There are innumerable instances that they have been chased, harassed and forced to pay disproportionate amount of taxes as well as penalties for little or no lapses on their part. The revenue collectors appear to be too active and uncompromising in the delivery of their duties towards the government in these cases. Regrettably, an opposite picture dominates the scene when it comes to the case of tax evasion by the rich. The tax collectors, more often than not, prove to be very lenient towards the very rich, many of whom are possessors of ill-gotten money, for reasons best known to the former. This is an open secret and it is not that the man in the street does not know why this discriminatory attitude prevails in the tax administration towards the common taxpayer vis-à-vis the rich ones.

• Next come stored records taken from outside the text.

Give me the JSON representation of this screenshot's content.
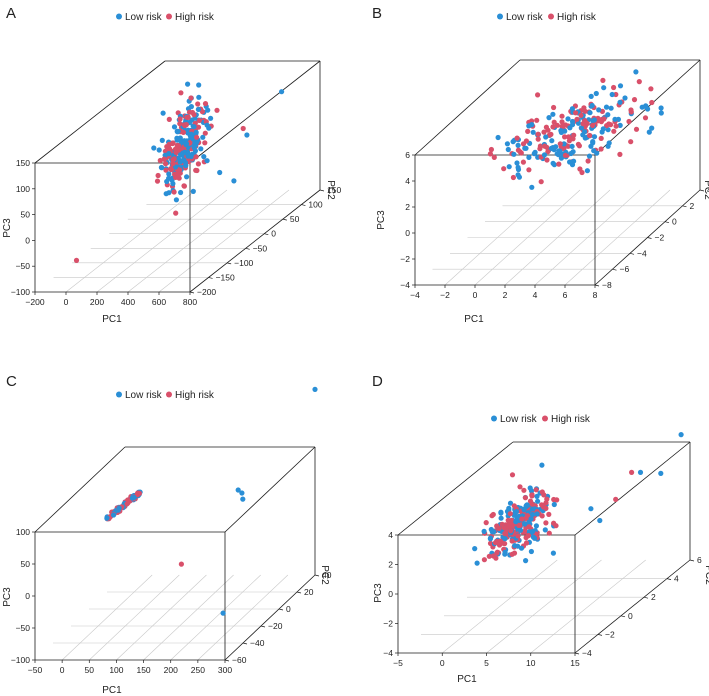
{
  "colors": {
    "low": "#2a8fd6",
    "high": "#d9506a",
    "frame": "#1a1a1a",
    "grid": "#c8c8c8"
  },
  "legend": {
    "low": "Low risk",
    "high": "High risk"
  },
  "chart_data": [
    {
      "panel": "A",
      "type": "scatter3d",
      "series": [
        {
          "name": "Low risk"
        },
        {
          "name": "High risk"
        }
      ],
      "x": {
        "label": "PC1",
        "range": [
          -200,
          800
        ],
        "ticks": [
          "−200",
          "0",
          "200",
          "400",
          "600",
          "800"
        ]
      },
      "y": {
        "label": "PC2",
        "range": [
          -200,
          150
        ],
        "ticks": [
          "−200",
          "−150",
          "−100",
          "−50",
          "0",
          "50",
          "100",
          "150"
        ]
      },
      "z": {
        "label": "PC3",
        "range": [
          -100,
          150
        ],
        "ticks": [
          "−100",
          "−50",
          "0",
          "50",
          "100",
          "150"
        ]
      },
      "cluster": {
        "pc1": 350,
        "pc3": 80,
        "pc3_spread": 45
      },
      "outliers": [
        {
          "series": "Low risk",
          "pc1": 720,
          "pc2": 80,
          "pc3": 130
        },
        {
          "series": "Low risk",
          "pc1": 640,
          "pc2": 20,
          "pc3": 80
        },
        {
          "series": "Low risk",
          "pc1": 700,
          "pc2": -40,
          "pc3": 25
        },
        {
          "series": "Low risk",
          "pc1": 560,
          "pc2": -20,
          "pc3": 30
        },
        {
          "series": "High risk",
          "pc1": 520,
          "pc2": 60,
          "pc3": 70
        },
        {
          "series": "High risk",
          "pc1": 20,
          "pc2": -180,
          "pc3": -50
        }
      ]
    },
    {
      "panel": "B",
      "type": "scatter3d",
      "series": [
        {
          "name": "Low risk"
        },
        {
          "name": "High risk"
        }
      ],
      "x": {
        "label": "PC1",
        "range": [
          -4,
          8
        ],
        "ticks": [
          "−4",
          "−2",
          "0",
          "2",
          "4",
          "6",
          "8"
        ]
      },
      "y": {
        "label": "PC2",
        "range": [
          -8,
          4
        ],
        "ticks": [
          "−8",
          "−6",
          "−4",
          "−2",
          "0",
          "2",
          "4"
        ]
      },
      "z": {
        "label": "PC3",
        "range": [
          -4,
          6
        ],
        "ticks": [
          "−4",
          "−2",
          "0",
          "2",
          "4",
          "6"
        ]
      },
      "cluster": {
        "pc1": 3,
        "pc3": 4,
        "pc3_spread": 1.2
      }
    },
    {
      "panel": "C",
      "type": "scatter3d",
      "series": [
        {
          "name": "Low risk"
        },
        {
          "name": "High risk"
        }
      ],
      "x": {
        "label": "PC1",
        "range": [
          -50,
          300
        ],
        "ticks": [
          "−50",
          "0",
          "50",
          "100",
          "150",
          "200",
          "250",
          "300"
        ]
      },
      "y": {
        "label": "PC2",
        "range": [
          -60,
          40
        ],
        "ticks": [
          "−60",
          "−40",
          "−20",
          "0",
          "20",
          "40"
        ]
      },
      "z": {
        "label": "PC3",
        "range": [
          -100,
          100
        ],
        "ticks": [
          "−100",
          "−50",
          "0",
          "50",
          "100"
        ]
      },
      "cluster": {
        "pc1": 30,
        "pc3": 75,
        "pc3_spread": 8
      },
      "outliers": [
        {
          "series": "Low risk",
          "pc1": 300,
          "pc2": 40,
          "pc3": 190
        },
        {
          "series": "Low risk",
          "pc1": 215,
          "pc2": 10,
          "pc3": 68
        },
        {
          "series": "Low risk",
          "pc1": 205,
          "pc2": 12,
          "pc3": 70
        },
        {
          "series": "Low risk",
          "pc1": 225,
          "pc2": 5,
          "pc3": 65
        },
        {
          "series": "High risk",
          "pc1": 170,
          "pc2": -30,
          "pc3": 10
        },
        {
          "series": "Low risk",
          "pc1": 280,
          "pc2": -50,
          "pc3": -40
        }
      ]
    },
    {
      "panel": "D",
      "type": "scatter3d",
      "series": [
        {
          "name": "Low risk"
        },
        {
          "name": "High risk"
        }
      ],
      "x": {
        "label": "PC1",
        "range": [
          -5,
          15
        ],
        "ticks": [
          "−5",
          "0",
          "5",
          "10",
          "15"
        ]
      },
      "y": {
        "label": "PC2",
        "range": [
          -4,
          6
        ],
        "ticks": [
          "−4",
          "−2",
          "0",
          "2",
          "4",
          "6"
        ]
      },
      "z": {
        "label": "PC3",
        "range": [
          -4,
          4
        ],
        "ticks": [
          "−4",
          "−2",
          "0",
          "2",
          "4"
        ]
      },
      "cluster": {
        "pc1": 2,
        "pc3": 1.5,
        "pc3_spread": 1.6
      },
      "outliers": [
        {
          "series": "Low risk",
          "pc1": 14,
          "pc2": 6,
          "pc3": 4.5
        },
        {
          "series": "Low risk",
          "pc1": 12,
          "pc2": 4,
          "pc3": 3.2
        },
        {
          "series": "High risk",
          "pc1": 11,
          "pc2": 4,
          "pc3": 3.2
        },
        {
          "series": "Low risk",
          "pc1": 9,
          "pc2": 2,
          "pc3": 2
        },
        {
          "series": "Low risk",
          "pc1": 10,
          "pc2": 2,
          "pc3": 1.2
        },
        {
          "series": "High risk",
          "pc1": 10.5,
          "pc2": 3,
          "pc3": 2
        },
        {
          "series": "Low risk",
          "pc1": 13,
          "pc2": 5,
          "pc3": 2.5
        }
      ]
    }
  ]
}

But one cannot also hold the taxmen responsible only for this attitude. In fact, the government and many of its laws are themselves rather soft towards the very wealthy, a large number of whom have been found to be the worst tax evaders in society. Apart from the various legal loopholes through which the big fishes evade the tax net, there are various types of provisions made by the government itself with the hope that the owners of the untaxed wealth may invest their money in productive enterprises. Though there is no correct statistics on how many possessors of unearned wealth have already invested their money for such good causes using these provisions, various quarters are having a field day by taking advantage of this legal provision. Reports have it that during the last two months only the holders of black money have whitened a huge amount of wealth valued at Tk 500 million. Oddly though, a large number of these people holding black money have Tax Identification Numbers (TINs) which they use to slip through the tax net cast by the National Board of Revenue (NBR). As you would expect, the owners of black money so blessed with TINs have not given a damn about submitting their income tax returns by the 31st October last as instructed by the NBR. The upshot of it all is that the government is being deprived of a large amount of revenue in the process. Should one then blame these tax evaders thus using the legal loopholes to go scot free at the expense of the government's generosity towards the owners of illegal money?
Experts and professionals on tax laws cannot also be blamed if they help such holders of unearned money to get away with a token payment in the form of tax against the wealth they have been amassing through crime, smuggling and all other forms of illegal means. Of late, the practice of whitening black money, thanks to the generous legal provisions, is so rampant that it causes to raise few eyebrows. During about these three decades and a half of our existence as an independent nation, such generous provision was extended on six occasions to the holders of black money with the result that so far an amount of Tk. 36.95 billion has been whitened. But compared to the size of the black money the amount whitened during that period was very insignificant. However, it is still a matter of wild guess if that amount, too, had gone to develop the economy.